Sunday, July 13, 2014

Non-Stop (2014)

            One does not simply skip watching a Liam Neeson movie. At least I don’t. Not to mention that I’m also a huge Downton Abbey fan, so the fact that Non-Stop has Michelle Dockery in it was another incentive for me to watch it.
            When the film started, I thought it was going to be exactly like other airplane movies I had seen, like Flightplan or Red Eye. It had all the key characters: an obviously grief-stricken (and alcoholic) main character, a child flying by themselves, pretty stewardesses, someone who is afraid of flying, and a few passengers who are jerks, who also turn out to be helpful later. As the story continued, it seemed more and more like the plot of Flightplan, with the main character getting blamed for a hijacking. I did like the twist of (*Spoiler) Liam’s character being the one who killed the first victim, at exactly the same moment that the hijacker said someone would die. That took a lot of planning on the hijacker’s part and made for an interesting movie to watch.

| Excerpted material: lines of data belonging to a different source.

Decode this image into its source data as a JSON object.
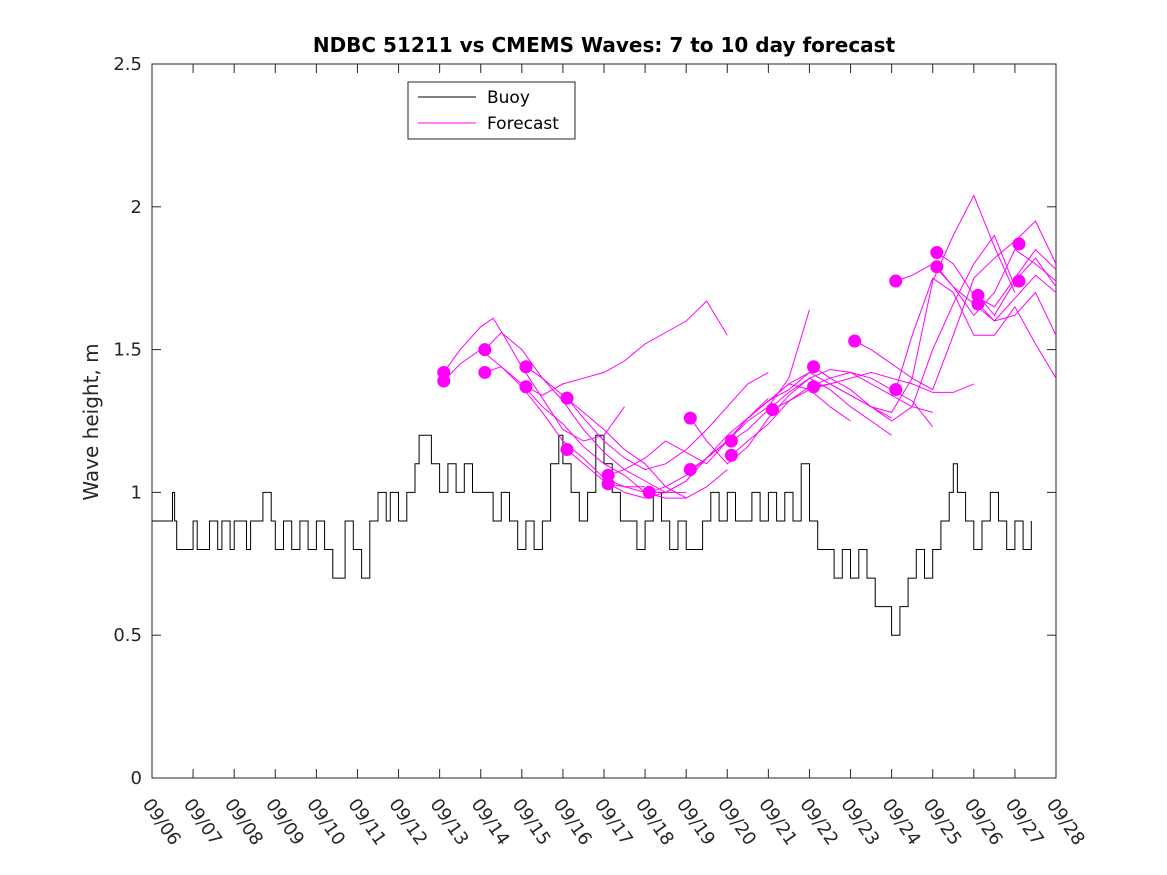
{
  "chart_data": {
    "type": "line",
    "title": "NDBC 51211 vs CMEMS Waves: 7 to 10 day forecast",
    "xlabel": "",
    "ylabel": "Wave height, m",
    "ylim": [
      0,
      2.5
    ],
    "yticks": [
      "0",
      "0.5",
      "1",
      "1.5",
      "2",
      "2.5"
    ],
    "xlim": [
      0,
      22
    ],
    "x_unit": "days since 09/06",
    "xtick_labels": [
      "09/06",
      "09/07",
      "09/08",
      "09/09",
      "09/10",
      "09/11",
      "09/12",
      "09/13",
      "09/14",
      "09/15",
      "09/16",
      "09/17",
      "09/18",
      "09/19",
      "09/20",
      "09/21",
      "09/22",
      "09/23",
      "09/24",
      "09/25",
      "09/26",
      "09/27",
      "09/28"
    ],
    "legend": {
      "position": "top-left",
      "entries": [
        {
          "label": "Buoy",
          "color": "#000000"
        },
        {
          "label": "Forecast",
          "color": "#ff00ff"
        }
      ]
    },
    "colors": {
      "buoy": "#000000",
      "forecast": "#ff00ff",
      "axes": "#262626"
    },
    "buoy": {
      "name": "Buoy",
      "x": [
        0.0,
        0.3,
        0.5,
        0.55,
        0.6,
        0.8,
        0.85,
        1.0,
        1.1,
        1.4,
        1.6,
        1.7,
        1.9,
        2.0,
        2.3,
        2.4,
        2.7,
        2.9,
        3.0,
        3.2,
        3.4,
        3.6,
        3.8,
        4.0,
        4.2,
        4.4,
        4.7,
        4.9,
        5.1,
        5.3,
        5.5,
        5.7,
        5.8,
        6.0,
        6.2,
        6.4,
        6.5,
        6.8,
        7.0,
        7.2,
        7.4,
        7.6,
        7.8,
        8.0,
        8.3,
        8.5,
        8.7,
        8.9,
        9.1,
        9.3,
        9.5,
        9.7,
        9.9,
        10.0,
        10.2,
        10.4,
        10.6,
        10.8,
        11.0,
        11.2,
        11.4,
        11.6,
        11.8,
        12.0,
        12.2,
        12.4,
        12.6,
        12.8,
        13.0,
        13.2,
        13.4,
        13.6,
        13.8,
        14.0,
        14.2,
        14.4,
        14.6,
        14.8,
        15.0,
        15.2,
        15.4,
        15.6,
        15.8,
        16.0,
        16.2,
        16.4,
        16.6,
        16.8,
        17.0,
        17.2,
        17.4,
        17.6,
        17.8,
        18.0,
        18.2,
        18.4,
        18.6,
        18.8,
        19.0,
        19.2,
        19.4,
        19.5,
        19.6,
        19.8,
        20.0,
        20.2,
        20.4,
        20.6,
        20.8,
        21.0,
        21.2,
        21.4
      ],
      "values": [
        0.9,
        0.9,
        1.0,
        0.9,
        0.8,
        0.8,
        0.8,
        0.9,
        0.8,
        0.9,
        0.8,
        0.9,
        0.8,
        0.9,
        0.8,
        0.9,
        1.0,
        0.9,
        0.8,
        0.9,
        0.8,
        0.9,
        0.8,
        0.9,
        0.8,
        0.7,
        0.9,
        0.8,
        0.7,
        0.9,
        1.0,
        0.9,
        1.0,
        0.9,
        1.0,
        1.1,
        1.2,
        1.1,
        1.0,
        1.1,
        1.0,
        1.1,
        1.0,
        1.0,
        0.9,
        1.0,
        0.9,
        0.8,
        0.9,
        0.8,
        0.9,
        1.1,
        1.2,
        1.1,
        1.0,
        0.9,
        1.0,
        1.2,
        1.1,
        1.0,
        0.9,
        0.9,
        0.8,
        0.9,
        1.0,
        0.9,
        0.8,
        0.9,
        0.8,
        0.8,
        0.9,
        1.0,
        0.9,
        1.0,
        0.9,
        0.9,
        1.0,
        0.9,
        1.0,
        0.9,
        1.0,
        0.9,
        1.1,
        0.9,
        0.8,
        0.8,
        0.7,
        0.8,
        0.7,
        0.8,
        0.7,
        0.6,
        0.6,
        0.5,
        0.6,
        0.7,
        0.8,
        0.7,
        0.8,
        0.9,
        1.0,
        1.1,
        1.0,
        0.9,
        0.8,
        0.9,
        1.0,
        0.9,
        0.8,
        0.9,
        0.8,
        0.9
      ]
    },
    "forecast_series": [
      {
        "name": "Forecast",
        "x": [
          7.1,
          7.5,
          8.0,
          8.3,
          8.6,
          9.0,
          9.5,
          10.0,
          10.5,
          11.0,
          11.5
        ],
        "values": [
          1.42,
          1.5,
          1.58,
          1.61,
          1.54,
          1.44,
          1.33,
          1.22,
          1.18,
          1.2,
          1.3
        ]
      },
      {
        "name": "Forecast",
        "x": [
          7.1,
          7.5,
          8.0,
          8.5,
          9.0,
          9.5,
          10.0,
          10.5,
          11.0,
          11.5,
          12.0
        ],
        "values": [
          1.39,
          1.45,
          1.5,
          1.44,
          1.37,
          1.28,
          1.18,
          1.12,
          1.05,
          1.02,
          1.02
        ]
      },
      {
        "name": "Forecast",
        "x": [
          8.1,
          8.5,
          9.0,
          9.5,
          10.0,
          10.5,
          11.0,
          11.5,
          12.0,
          12.5,
          13.0
        ],
        "values": [
          1.5,
          1.56,
          1.5,
          1.4,
          1.32,
          1.22,
          1.14,
          1.08,
          1.04,
          1.0,
          1.0
        ]
      },
      {
        "name": "Forecast",
        "x": [
          8.1,
          8.5,
          9.0,
          9.5,
          10.0,
          10.5,
          11.0,
          11.5,
          12.0,
          12.5,
          13.0
        ],
        "values": [
          1.42,
          1.44,
          1.38,
          1.3,
          1.24,
          1.16,
          1.1,
          1.06,
          1.0,
          0.98,
          0.98
        ]
      },
      {
        "name": "Forecast",
        "x": [
          9.1,
          9.5,
          10.0,
          10.5,
          11.0,
          11.5,
          12.0,
          12.5,
          13.0,
          13.5,
          14.0
        ],
        "values": [
          1.44,
          1.4,
          1.34,
          1.28,
          1.22,
          1.15,
          1.1,
          1.02,
          0.98,
          1.02,
          1.08
        ]
      },
      {
        "name": "Forecast",
        "x": [
          9.1,
          9.5,
          10.0,
          10.5,
          11.0,
          11.5,
          12.0,
          12.5,
          13.0,
          13.5,
          14.0
        ],
        "values": [
          1.37,
          1.34,
          1.38,
          1.4,
          1.42,
          1.46,
          1.52,
          1.56,
          1.6,
          1.67,
          1.55
        ]
      },
      {
        "name": "Forecast",
        "x": [
          10.1,
          10.5,
          11.0,
          11.5,
          12.0,
          12.5,
          13.0,
          13.5,
          14.0,
          14.5,
          15.0
        ],
        "values": [
          1.33,
          1.26,
          1.18,
          1.12,
          1.08,
          1.1,
          1.15,
          1.22,
          1.3,
          1.38,
          1.42
        ]
      },
      {
        "name": "Forecast",
        "x": [
          10.1,
          10.5,
          11.0,
          11.5,
          12.0,
          12.5,
          13.0,
          13.5,
          14.0,
          14.5,
          15.0
        ],
        "values": [
          1.15,
          1.1,
          1.04,
          1.0,
          0.98,
          1.0,
          1.04,
          1.12,
          1.2,
          1.26,
          1.33
        ]
      },
      {
        "name": "Forecast",
        "x": [
          11.1,
          11.5,
          12.0,
          12.5,
          13.0,
          13.5,
          14.0,
          14.5,
          15.0,
          15.5,
          16.0
        ],
        "values": [
          1.06,
          1.08,
          1.12,
          1.18,
          1.14,
          1.1,
          1.18,
          1.25,
          1.3,
          1.4,
          1.64
        ]
      },
      {
        "name": "Forecast",
        "x": [
          11.1,
          11.5,
          12.0,
          12.5,
          13.0,
          13.5,
          14.0,
          14.5,
          15.0,
          15.5,
          16.0
        ],
        "values": [
          1.03,
          1.02,
          1.0,
          1.0,
          1.04,
          1.12,
          1.18,
          1.26,
          1.32,
          1.36,
          1.42
        ]
      },
      {
        "name": "Forecast",
        "x": [
          12.1,
          12.5,
          13.0,
          13.5,
          14.0,
          14.5,
          15.0,
          15.5,
          16.0,
          16.5,
          17.0
        ],
        "values": [
          1.0,
          1.02,
          1.06,
          1.12,
          1.18,
          1.26,
          1.32,
          1.38,
          1.36,
          1.3,
          1.25
        ]
      },
      {
        "name": "Forecast",
        "x": [
          13.1,
          13.5,
          14.0,
          14.5,
          15.0,
          15.5,
          16.0,
          16.5,
          17.0,
          17.5,
          18.0
        ],
        "values": [
          1.26,
          1.18,
          1.1,
          1.16,
          1.26,
          1.34,
          1.4,
          1.36,
          1.3,
          1.25,
          1.2
        ]
      },
      {
        "name": "Forecast",
        "x": [
          13.1,
          13.5,
          14.0,
          14.5,
          15.0,
          15.5,
          16.0,
          16.5,
          17.0,
          17.5,
          18.0
        ],
        "values": [
          1.08,
          1.12,
          1.18,
          1.26,
          1.32,
          1.38,
          1.42,
          1.38,
          1.34,
          1.3,
          1.26
        ]
      },
      {
        "name": "Forecast",
        "x": [
          14.1,
          14.5,
          15.0,
          15.5,
          16.0,
          16.5,
          17.0,
          17.5,
          18.0,
          18.5,
          19.0
        ],
        "values": [
          1.18,
          1.22,
          1.29,
          1.35,
          1.4,
          1.43,
          1.42,
          1.38,
          1.34,
          1.3,
          1.28
        ]
      },
      {
        "name": "Forecast",
        "x": [
          14.1,
          14.5,
          15.0,
          15.5,
          16.0,
          16.5,
          17.0,
          17.5,
          18.0,
          18.5,
          19.0
        ],
        "values": [
          1.13,
          1.18,
          1.24,
          1.32,
          1.37,
          1.4,
          1.42,
          1.4,
          1.36,
          1.32,
          1.23
        ]
      },
      {
        "name": "Forecast",
        "x": [
          15.1,
          15.5,
          16.0,
          16.5,
          17.0,
          17.5,
          18.0,
          18.5,
          19.0,
          19.5,
          20.0
        ],
        "values": [
          1.29,
          1.32,
          1.36,
          1.38,
          1.4,
          1.42,
          1.4,
          1.38,
          1.35,
          1.35,
          1.38
        ]
      },
      {
        "name": "Forecast",
        "x": [
          16.1,
          16.5,
          17.0,
          17.5,
          18.0,
          18.5,
          19.0,
          19.5,
          20.0,
          20.5,
          21.0
        ],
        "values": [
          1.44,
          1.4,
          1.36,
          1.3,
          1.25,
          1.3,
          1.5,
          1.66,
          1.8,
          1.9,
          1.72
        ]
      },
      {
        "name": "Forecast",
        "x": [
          16.1,
          16.5,
          17.0,
          17.5,
          18.0,
          18.5,
          19.0,
          19.5,
          20.0,
          20.5,
          21.0
        ],
        "values": [
          1.37,
          1.38,
          1.34,
          1.3,
          1.28,
          1.4,
          1.74,
          1.9,
          2.04,
          1.86,
          1.7
        ]
      },
      {
        "name": "Forecast",
        "x": [
          17.1,
          17.5,
          18.0,
          18.5,
          19.0,
          19.5,
          20.0,
          20.5,
          21.0,
          21.5,
          22.0
        ],
        "values": [
          1.53,
          1.5,
          1.45,
          1.4,
          1.36,
          1.55,
          1.75,
          1.82,
          1.88,
          1.95,
          1.8
        ]
      },
      {
        "name": "Forecast",
        "x": [
          18.1,
          18.5,
          19.0,
          19.5,
          20.0,
          20.5,
          21.0,
          21.5,
          22.0
        ],
        "values": [
          1.36,
          1.55,
          1.75,
          1.7,
          1.55,
          1.55,
          1.65,
          1.52,
          1.4
        ]
      },
      {
        "name": "Forecast",
        "x": [
          18.1,
          18.5,
          19.0,
          19.5,
          20.0,
          20.5,
          21.0,
          21.5,
          22.0
        ],
        "values": [
          1.74,
          1.76,
          1.8,
          1.72,
          1.62,
          1.7,
          1.85,
          1.8,
          1.74
        ]
      },
      {
        "name": "Forecast",
        "x": [
          19.1,
          19.5,
          20.0,
          20.5,
          21.0,
          21.5,
          22.0
        ],
        "values": [
          1.84,
          1.8,
          1.69,
          1.65,
          1.75,
          1.85,
          1.78
        ]
      },
      {
        "name": "Forecast",
        "x": [
          19.1,
          19.5,
          20.0,
          20.5,
          21.0,
          21.5,
          22.0
        ],
        "values": [
          1.79,
          1.72,
          1.66,
          1.6,
          1.62,
          1.7,
          1.55
        ]
      },
      {
        "name": "Forecast",
        "x": [
          20.1,
          20.5,
          21.0,
          21.5,
          22.0
        ],
        "values": [
          1.69,
          1.62,
          1.74,
          1.82,
          1.72
        ]
      },
      {
        "name": "Forecast",
        "x": [
          20.1,
          20.5,
          21.0,
          21.5,
          22.0
        ],
        "values": [
          1.66,
          1.6,
          1.68,
          1.76,
          1.7
        ]
      }
    ],
    "markers": {
      "name": "Forecast start",
      "x": [
        7.1,
        7.1,
        8.1,
        8.1,
        9.1,
        9.1,
        10.1,
        10.1,
        11.1,
        11.1,
        12.1,
        13.1,
        13.1,
        14.1,
        14.1,
        15.1,
        16.1,
        16.1,
        17.1,
        18.1,
        18.1,
        19.1,
        19.1,
        20.1,
        20.1,
        21.1,
        21.1
      ],
      "values": [
        1.42,
        1.39,
        1.5,
        1.42,
        1.44,
        1.37,
        1.33,
        1.15,
        1.06,
        1.03,
        1.0,
        1.26,
        1.08,
        1.18,
        1.13,
        1.29,
        1.44,
        1.37,
        1.53,
        1.36,
        1.74,
        1.84,
        1.79,
        1.69,
        1.66,
        1.87,
        1.74
      ]
    }
  }
}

            They also did a good job with not cluing the audience in to who the hijacker was. I predicted that it was going to be Julianne Moore’s character, since she would be the most surprising choice. Even though she was sitting next to Liam while the hijacker was texting him. I thought that maybe she had an accomplice (which turned out to be correct, because there were two men hijacking the plane). I was disappointed when she was not the culprit, because then her character was just kind of useless. I’m still trying to figure out why she was in the movie, other than to provide a pretty weak romantic storyline between her and Neeson’s character.
            I was also disappointed when the hijacker turned out to be someone who had already been suspected earlier in the movie. It kind of felt anti-climactic to me. I also was confused when the computer programmer was also involved in the hijacking. Wasn’t he helping earlier in the movie when he told Liam and Co. how to track the phone that he hijacker was using? I know that his partner dumped the phone onto someone else before they could discover it on him, but couldn’t the programmer just have lied and said that he did not know how to track the phone?
            The film may not have been perfect, but I was still very much entertained throughout. Like I said earlier, I would watch anything with Liam Neeson in it, even though he always seems to play such depressed and troubled characters in movies (i.e. Taken, The Grey, etc). Poor Liam.